Même si les nouvelles technologies ont permis d’accroitre l’efficacité du système, pour les professionnels et les patients, et au premier rang les plus vulnérables, il y a une reconnaissance dans les milieux de la santé aux Etats-Unis qu’il y a encore beaucoup à faire. Par exemple dans le domaine des données médicales personnelles, la ville de Boston est un bon exemple de la complexité de la gestion des dossiers médicaux électroniques (electronic medical records) puisqu’il existe pas moins de 26 systèmes de données électroniques qui ne communiquent pas les uns avec les autres.
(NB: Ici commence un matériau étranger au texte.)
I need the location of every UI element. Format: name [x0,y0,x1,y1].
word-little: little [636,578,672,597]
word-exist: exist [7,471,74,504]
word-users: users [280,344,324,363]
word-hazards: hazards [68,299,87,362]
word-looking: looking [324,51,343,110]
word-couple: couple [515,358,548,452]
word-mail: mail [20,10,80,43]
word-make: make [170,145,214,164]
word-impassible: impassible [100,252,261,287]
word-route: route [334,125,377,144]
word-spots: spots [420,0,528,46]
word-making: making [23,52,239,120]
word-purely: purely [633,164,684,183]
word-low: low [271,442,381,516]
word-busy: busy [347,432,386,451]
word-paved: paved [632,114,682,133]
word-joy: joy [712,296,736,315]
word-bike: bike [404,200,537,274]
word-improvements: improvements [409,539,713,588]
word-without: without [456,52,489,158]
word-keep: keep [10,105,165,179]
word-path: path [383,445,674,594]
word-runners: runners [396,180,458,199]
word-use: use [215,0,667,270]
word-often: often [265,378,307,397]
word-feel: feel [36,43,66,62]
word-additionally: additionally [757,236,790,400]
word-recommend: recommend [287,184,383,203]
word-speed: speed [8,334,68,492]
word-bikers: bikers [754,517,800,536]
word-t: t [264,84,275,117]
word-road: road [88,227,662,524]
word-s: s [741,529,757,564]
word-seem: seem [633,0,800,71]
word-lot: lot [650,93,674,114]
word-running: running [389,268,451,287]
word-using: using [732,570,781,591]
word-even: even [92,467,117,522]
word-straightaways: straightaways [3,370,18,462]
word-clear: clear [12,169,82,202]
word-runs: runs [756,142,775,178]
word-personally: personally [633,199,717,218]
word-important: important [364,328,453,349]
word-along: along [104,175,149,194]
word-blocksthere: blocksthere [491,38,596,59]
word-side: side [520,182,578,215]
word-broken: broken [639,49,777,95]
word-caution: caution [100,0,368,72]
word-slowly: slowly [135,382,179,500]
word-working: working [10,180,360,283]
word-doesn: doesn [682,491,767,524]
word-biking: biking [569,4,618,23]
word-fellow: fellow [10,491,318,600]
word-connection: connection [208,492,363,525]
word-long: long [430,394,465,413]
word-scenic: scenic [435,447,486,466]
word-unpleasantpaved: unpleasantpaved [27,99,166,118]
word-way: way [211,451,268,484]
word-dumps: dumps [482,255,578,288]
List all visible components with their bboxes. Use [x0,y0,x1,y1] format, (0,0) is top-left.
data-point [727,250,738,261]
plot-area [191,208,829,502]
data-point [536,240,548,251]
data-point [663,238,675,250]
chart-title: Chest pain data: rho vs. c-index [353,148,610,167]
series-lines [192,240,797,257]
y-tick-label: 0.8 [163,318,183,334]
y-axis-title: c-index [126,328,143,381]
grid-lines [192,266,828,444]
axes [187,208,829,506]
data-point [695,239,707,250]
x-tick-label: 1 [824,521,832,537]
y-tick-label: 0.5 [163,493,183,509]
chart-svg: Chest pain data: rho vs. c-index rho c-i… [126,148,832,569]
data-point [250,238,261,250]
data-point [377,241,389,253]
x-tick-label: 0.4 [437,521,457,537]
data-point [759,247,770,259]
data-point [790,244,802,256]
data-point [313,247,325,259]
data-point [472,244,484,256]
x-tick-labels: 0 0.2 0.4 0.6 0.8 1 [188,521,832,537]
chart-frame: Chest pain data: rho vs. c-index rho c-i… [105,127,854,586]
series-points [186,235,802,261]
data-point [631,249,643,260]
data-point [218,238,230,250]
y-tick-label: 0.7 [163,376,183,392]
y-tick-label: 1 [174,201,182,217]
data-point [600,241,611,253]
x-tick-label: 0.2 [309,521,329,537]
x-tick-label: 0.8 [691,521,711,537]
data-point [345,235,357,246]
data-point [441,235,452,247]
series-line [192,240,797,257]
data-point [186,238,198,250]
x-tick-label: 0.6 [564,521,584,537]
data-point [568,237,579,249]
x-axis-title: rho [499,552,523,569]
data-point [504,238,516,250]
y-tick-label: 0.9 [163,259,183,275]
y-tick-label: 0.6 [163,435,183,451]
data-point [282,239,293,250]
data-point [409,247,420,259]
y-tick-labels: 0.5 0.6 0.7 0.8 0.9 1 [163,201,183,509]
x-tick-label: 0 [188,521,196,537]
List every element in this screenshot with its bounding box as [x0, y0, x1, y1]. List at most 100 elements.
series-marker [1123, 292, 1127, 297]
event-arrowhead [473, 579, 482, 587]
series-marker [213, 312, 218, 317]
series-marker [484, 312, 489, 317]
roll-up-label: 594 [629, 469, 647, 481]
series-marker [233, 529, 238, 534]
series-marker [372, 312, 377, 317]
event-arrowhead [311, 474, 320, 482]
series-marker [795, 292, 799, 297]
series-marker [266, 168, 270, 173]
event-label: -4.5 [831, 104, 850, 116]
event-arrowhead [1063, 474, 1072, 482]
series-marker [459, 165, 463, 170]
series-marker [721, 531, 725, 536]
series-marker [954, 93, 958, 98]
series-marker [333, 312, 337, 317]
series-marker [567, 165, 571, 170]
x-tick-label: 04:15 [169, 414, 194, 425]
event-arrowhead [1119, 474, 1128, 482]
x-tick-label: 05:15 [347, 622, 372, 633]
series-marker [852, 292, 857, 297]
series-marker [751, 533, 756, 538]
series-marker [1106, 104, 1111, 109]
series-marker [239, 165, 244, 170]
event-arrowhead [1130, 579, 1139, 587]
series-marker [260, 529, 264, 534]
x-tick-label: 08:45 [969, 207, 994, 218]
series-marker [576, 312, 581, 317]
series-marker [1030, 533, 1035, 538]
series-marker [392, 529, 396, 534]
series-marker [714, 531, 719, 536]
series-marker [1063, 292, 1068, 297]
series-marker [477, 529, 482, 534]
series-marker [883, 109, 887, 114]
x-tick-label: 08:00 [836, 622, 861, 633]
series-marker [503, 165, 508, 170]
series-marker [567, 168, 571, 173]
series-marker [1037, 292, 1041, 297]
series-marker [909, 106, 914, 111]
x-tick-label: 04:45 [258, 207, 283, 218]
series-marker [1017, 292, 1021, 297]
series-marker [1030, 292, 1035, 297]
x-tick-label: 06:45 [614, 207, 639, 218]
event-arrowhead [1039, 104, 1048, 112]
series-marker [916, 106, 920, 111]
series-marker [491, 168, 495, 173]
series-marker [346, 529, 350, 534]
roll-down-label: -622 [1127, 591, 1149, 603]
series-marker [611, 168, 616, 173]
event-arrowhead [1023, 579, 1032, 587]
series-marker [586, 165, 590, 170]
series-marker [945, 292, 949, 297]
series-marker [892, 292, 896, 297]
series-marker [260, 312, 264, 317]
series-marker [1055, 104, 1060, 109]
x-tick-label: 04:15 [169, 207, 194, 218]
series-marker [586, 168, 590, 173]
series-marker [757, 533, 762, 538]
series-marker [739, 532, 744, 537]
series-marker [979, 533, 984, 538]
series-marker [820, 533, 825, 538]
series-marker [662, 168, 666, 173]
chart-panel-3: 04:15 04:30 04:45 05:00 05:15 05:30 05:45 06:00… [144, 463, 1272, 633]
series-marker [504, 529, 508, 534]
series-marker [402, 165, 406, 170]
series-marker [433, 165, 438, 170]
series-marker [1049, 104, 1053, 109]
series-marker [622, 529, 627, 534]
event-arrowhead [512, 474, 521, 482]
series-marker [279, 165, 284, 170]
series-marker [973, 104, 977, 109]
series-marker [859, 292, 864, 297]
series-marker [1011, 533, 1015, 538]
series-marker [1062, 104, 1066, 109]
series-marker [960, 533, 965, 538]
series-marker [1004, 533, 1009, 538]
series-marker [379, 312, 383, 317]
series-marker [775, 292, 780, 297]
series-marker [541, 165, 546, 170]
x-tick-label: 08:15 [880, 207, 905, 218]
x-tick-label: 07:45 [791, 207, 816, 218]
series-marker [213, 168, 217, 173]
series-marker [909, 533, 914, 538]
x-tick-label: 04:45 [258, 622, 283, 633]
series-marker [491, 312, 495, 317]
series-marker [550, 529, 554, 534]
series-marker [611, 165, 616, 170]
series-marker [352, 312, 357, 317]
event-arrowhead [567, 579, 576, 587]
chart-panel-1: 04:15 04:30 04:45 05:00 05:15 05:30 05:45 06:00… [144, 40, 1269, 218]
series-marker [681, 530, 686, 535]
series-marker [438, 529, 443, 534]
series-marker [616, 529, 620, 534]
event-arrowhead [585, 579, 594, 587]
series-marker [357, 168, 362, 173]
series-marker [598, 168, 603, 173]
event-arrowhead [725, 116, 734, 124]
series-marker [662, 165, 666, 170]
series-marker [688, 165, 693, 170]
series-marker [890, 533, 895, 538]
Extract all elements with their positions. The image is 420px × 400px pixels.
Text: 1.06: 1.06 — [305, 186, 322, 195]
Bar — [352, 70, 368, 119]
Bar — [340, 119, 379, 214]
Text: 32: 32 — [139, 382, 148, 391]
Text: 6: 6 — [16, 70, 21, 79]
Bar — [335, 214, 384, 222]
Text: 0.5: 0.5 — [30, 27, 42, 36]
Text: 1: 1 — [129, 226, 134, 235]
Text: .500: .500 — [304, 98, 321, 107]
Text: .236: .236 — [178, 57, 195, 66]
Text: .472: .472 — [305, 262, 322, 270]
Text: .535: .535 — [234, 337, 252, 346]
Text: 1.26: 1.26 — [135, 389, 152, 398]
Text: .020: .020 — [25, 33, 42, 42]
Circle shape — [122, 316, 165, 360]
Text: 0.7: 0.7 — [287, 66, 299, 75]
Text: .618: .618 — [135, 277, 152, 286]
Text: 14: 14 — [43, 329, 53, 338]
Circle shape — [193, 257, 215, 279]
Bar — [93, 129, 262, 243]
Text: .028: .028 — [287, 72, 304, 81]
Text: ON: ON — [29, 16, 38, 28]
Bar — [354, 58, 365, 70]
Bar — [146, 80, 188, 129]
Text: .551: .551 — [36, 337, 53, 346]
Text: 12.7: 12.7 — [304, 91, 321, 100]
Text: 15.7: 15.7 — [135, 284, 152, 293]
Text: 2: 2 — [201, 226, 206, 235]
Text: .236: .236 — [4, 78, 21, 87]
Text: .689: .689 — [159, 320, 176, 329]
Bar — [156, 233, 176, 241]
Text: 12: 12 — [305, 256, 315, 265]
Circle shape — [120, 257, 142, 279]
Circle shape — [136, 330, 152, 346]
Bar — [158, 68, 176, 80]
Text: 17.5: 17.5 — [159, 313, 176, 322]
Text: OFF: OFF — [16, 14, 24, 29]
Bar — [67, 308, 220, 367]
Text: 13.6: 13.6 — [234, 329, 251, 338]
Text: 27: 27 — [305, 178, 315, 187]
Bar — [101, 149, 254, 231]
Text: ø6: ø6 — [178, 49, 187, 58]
La technologie de blockchain pourrait permettre de créer une base de données unique, indépendante, et partagée.

En conclusion, le système de santé publique américain a déjà connu de nombreuses innovations au cours des dernières années, certes dans un contexte reconnu comme se caractérisant par un coût global extrêmement élevé, en particulier par rapport aux résultats enregistrés et l’état de santé de la population. Cependant, des progrès sont notables. En revanche, l’innovation sociale touchant les populations les plus défavorisées s’est plutôt faite à la marge jusqu’à présent, peut-être parce que l’ampleur des problèmes rencontrés par le système dans son ensemble et la difficile équation économique pour les plus pauvres ont rendu plus facile l’émergence de solutions affectant le système en général et non pas une population en particulier.